Crédit photo Lydie Colders

Dans Overbookés, Rahaf Harfoush, consultante spécialisée dans le numérique, décrit combien les cadres créatifs aux États-Unis sont piégés dans « une productivité effrénée », au risque de frôler le burnout. Un livre pour les créatifs au sens large, mais aussi une réflexion globale sur les travers des entreprises.

Les entreprises n’ont de cesse, à raison, de brandir la nécessité d’innover. Mais comment expliquer que les managers créatifs soient soumis à « rythme intenable », étouffés par « la pression de produire, produire toujours plus », au risque de craquer ? Dans son livre, Rahaf Harfoush, anthropologue et entrepreneuse dans le numérique (elle enseigne à Sciences Po, et a travaillé dans l’équipe de réseaux sociaux sous l’ère d’Obama), victime d’un burnout, tord le cou à ce culte de la productivité épuisante pour les travailleurs intellectuels au sens large.
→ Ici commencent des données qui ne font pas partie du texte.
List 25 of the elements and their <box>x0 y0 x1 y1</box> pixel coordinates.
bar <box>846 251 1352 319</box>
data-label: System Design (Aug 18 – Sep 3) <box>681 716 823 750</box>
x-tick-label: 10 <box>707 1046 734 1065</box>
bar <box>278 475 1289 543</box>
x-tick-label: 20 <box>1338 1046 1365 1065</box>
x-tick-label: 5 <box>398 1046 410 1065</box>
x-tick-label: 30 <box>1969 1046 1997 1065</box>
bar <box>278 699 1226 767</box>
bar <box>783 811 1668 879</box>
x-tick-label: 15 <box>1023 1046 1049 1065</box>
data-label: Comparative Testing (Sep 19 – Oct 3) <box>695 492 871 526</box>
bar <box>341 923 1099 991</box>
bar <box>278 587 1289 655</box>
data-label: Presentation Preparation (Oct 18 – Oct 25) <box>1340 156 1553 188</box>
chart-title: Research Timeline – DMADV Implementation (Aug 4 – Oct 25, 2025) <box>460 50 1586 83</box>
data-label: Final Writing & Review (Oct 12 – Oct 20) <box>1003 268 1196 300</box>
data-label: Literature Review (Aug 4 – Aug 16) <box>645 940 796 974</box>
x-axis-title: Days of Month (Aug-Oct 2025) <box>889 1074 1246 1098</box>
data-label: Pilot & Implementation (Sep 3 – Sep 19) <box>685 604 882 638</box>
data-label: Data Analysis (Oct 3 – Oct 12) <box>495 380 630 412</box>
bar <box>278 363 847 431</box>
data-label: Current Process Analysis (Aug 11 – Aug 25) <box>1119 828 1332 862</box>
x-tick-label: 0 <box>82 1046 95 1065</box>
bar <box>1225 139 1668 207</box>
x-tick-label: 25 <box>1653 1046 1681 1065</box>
Ceux chargés d’avoir des idées, « de résoudre des problèmes », d’inventer des services, des campagnes en entreprise. Dans ce livre très américain, elle offre une vaste réflexion sur les organisations du travail et l’histoire culturelle qui mènent droit au surmenage. Mêlant histoire du management, psychologie, influence culturelle, l’auteure questionne la vulgarisation grandissante de la créativité, devenue une compétence « floue » valorisée par l’entreprise et les politiques. Ou la « rigidité » du taylorisme et de l’évaluation des performances, bien compris dans les groupes avec « leurs échanges de bonnes pratiques » entre créatifs. Une culture du rendement épuisante que « nous avons tous intériorisée », comme « si les idées naissaient sur les chaînes de montage ».

Faut-il être « un guerrier » du travail ?

Aux États-Unis, la croyance dans la « dévotion au travail » reste bien ancrée, selon Rahaf Harfoush. Le mythe « du self-made-man 2.0 », bourreau de travail (elle cite Tim Cook, actuel PDG d’Apple, ou Marc Zuckerberg chez Facebook), continue de véhiculer l’idée « qu’il faut se surpasser pour réussir ». Elle appelle donc « les créatifs » à prendre du recul sur cette ode à la compétition dangereuse pour la santé. Le propos, très large, vire parfois au politique. Citant quelques études (OMS, Gallup) l’auteure souligne que « l’épidémie de stress et de burnout » coûterait « trois cents millions de dollars par an » aux entreprises aux États-Unis. Dans une économie qui s’oriente vers le savoir, bousculée par le numérique, le surmenage des travailleurs intellectuels inventifs serait « un danger pour l’économie et la santé ». Rahaf Harfoush, elle, propose de « travailler moins » pour « éviter le cerveau en surchauffe », suggérant une semaine de « 30 heures » pour les créatifs. Prétentieux, injuste pour d’autres métiers ? Chacun jugera. Au passage, on notera que cette spécialiste de l’innovation voit d’un bon œil l’idée d’un revenu de base face à l’ubérisation. D’autant que l’IA, pour l’instant « rudimentaire », pourrait chambouler aussi les métiers intellectuels, des auteurs aux avocats.